Monday, Jun. 02, 1958
The Year's Best
After sifting through plans and photographs of buildings from all over the U.S., the American Institute of Architects last week picked this year's winners of "first honor" awards for architectural excellence. The year's best: the Connecticut General Life Insurance Co. home office building near Hartford by Skidmore, Owings & Merrill Partner Gordon Bunshaft (TIME COLOR PAGES, Sept. 16); the Stuart Co. pharmaceutical plant at Pasadena by Architect Edward D. Stone (TIME COVER, March 31); two glass-fac,aded California school buildings by San Francisco's Mario J. Ciampi; a highly patterned tile-and-glass-fac,aded Palm Springs specialty shop by Los Angeles Architects William Pereira and Charles Luckman.

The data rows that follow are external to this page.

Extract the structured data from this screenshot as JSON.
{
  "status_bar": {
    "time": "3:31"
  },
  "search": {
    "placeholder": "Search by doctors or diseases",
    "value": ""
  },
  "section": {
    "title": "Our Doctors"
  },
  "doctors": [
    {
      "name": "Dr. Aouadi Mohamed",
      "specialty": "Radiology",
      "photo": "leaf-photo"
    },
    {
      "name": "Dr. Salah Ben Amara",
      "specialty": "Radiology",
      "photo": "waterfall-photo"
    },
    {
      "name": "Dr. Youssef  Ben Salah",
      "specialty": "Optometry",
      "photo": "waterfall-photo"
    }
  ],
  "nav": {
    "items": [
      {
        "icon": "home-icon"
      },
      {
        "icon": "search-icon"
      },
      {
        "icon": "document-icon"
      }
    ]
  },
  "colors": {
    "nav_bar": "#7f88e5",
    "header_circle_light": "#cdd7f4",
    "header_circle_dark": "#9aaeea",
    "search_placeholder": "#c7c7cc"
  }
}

In addition, Pereira & Luckman lengthened their list of honors with an Award of Merit for Beckman Instruments' Helipot Division plant at Newport Beach, Calif., and Ed Stone picked up a similar award for his U.S. Pavilion in Brussels. Winner of the A.I.A. Gold Medal, reserved as an accolade for a lifetime's accomplishment: a leading Chicago architect and modern pioneer, John Wellborn Root, 70, whose glass-fac,aded A. O. Smith Engineering Building in Milwaukee, designed in 1928, was 25 years ahead of the field.